For the first time in four years, Palestinian farmers hiked from their village to an isolated olive grove where they shook branches to bring down the precious fruit and haul it away on donkeys.
Fear of Jewish settlers had kept them away. Since the Palestinian uprising flared in 2000, two West Bank olive farmers have been killed and dozens wounded in attacks blamed on settlers.
The olive, an old and evocative symbol of a land disputed by two peoples, has taken on a political and human rights dimension, highlighted by the 15 or so Israeli and foreign volunteers who showed up on a recent morning to help farmers from the village of Beit Furik as they ventured out to harvest their outlying groves.
The attacks haven’t stopped, although police say they are far fewer than in previous years. In October, the first month of the harvest, 50 settlers were detained for questioning in 23 attacks on olive pickers, police said.
After the uprising broke out, Israeli authorities barred Palestinians from tending trees close to Jewish settlements, many of which overlook Palestinian villages. The army says Palestinian gunmen have used olive groves as cover in attacks.
Dozens of Jews have been killed in their settlements, including five shot dead in 2002 in Itamar, perched a few hundred yards above Beit Furik.
Olive trees are a key source of income in hundreds of villages dotting the West Bank hillsides, particularly at a time when the uprising has gutted the Palestinian economy.

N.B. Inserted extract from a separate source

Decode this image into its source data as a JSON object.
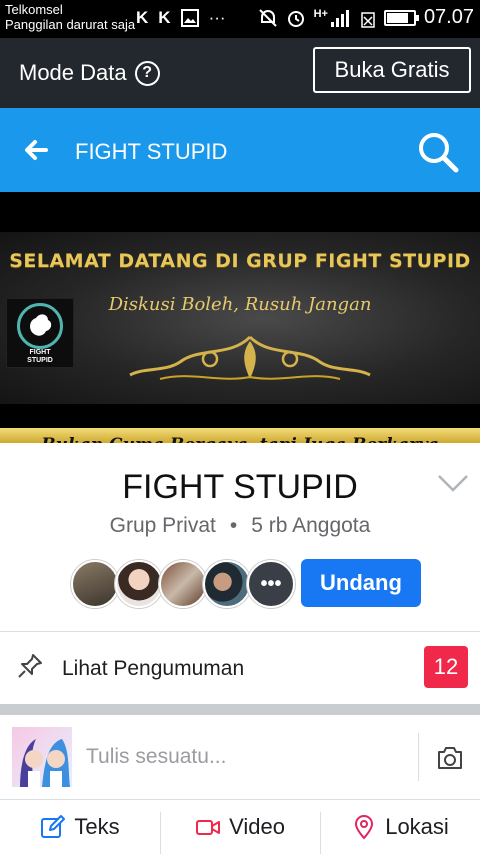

However, the farmers of Beit Furik have only picked olives close to their village, shunning their 1,500 trees near Itamar because of military restrictions and fear of settlers.
On Oct. 17, 2000, Farid Nasasra, 28, a farmer from Beit Furik, was killed and three villagers were wounded near Itamar as they harvested olives. Itamar settlers said Palestinians attacked them with iron bars; villagers said the settlers opened fire without provocation. No one was charged; Israeli police said the Palestinians refused to cooperate with the investigation.
The farmers say they distrust the security forces, accusing them of having stood by as settlers beat and shot Palestinian olive pickers. At least one other picker besides Nasasra has been killed and many others beaten in scuffles with settlers.
Shlomi Saguy, spokesman for the Israeli police in the West Bank, said attacks had diminished this season, thanks to more extensive police deployment. But he had no figures, and no security forces were on hand when the 15 farmers from Beit Furik came to pick olives in the danger zone, a 25-minute hike from their village of 12,000.
Helped by volunteers from overseas and the Israeli group Rabbis for Human Rights, they spread tarpaulins over the terraced hillside to catch the olives and haul them back to the village.
Perched on a ladder up a tree, Israeli postgraduate student Gal Karniel said she came to right a wrong.
“The government allows things that are not supposed to happen in these areas. People are not treated like human beings by my government and that bothers me,” she said.
The farmers said the yield was disappointing because the trees had gone untended throughout the year. The army gave the farmers four days to harvest the grove -- insufficient, according to villager Zaid Zamoud, who said: “We would like two weeks.”
Capt. Jacob Dallal, an army spokesman, said they could have more time if they asked for it. “Everything is done in dialogue with the Palestinians,” he said.
Israeli police say they have learned from the past violence.
“We have increased manpower in every potential trouble spot and set up a central intelligence unit whose sole job is to alert us of incidents,” Saguy said
Settlers say vandalism is isolated and is the work of a few people who do not represent the 220,000 Jews living in the West Bank.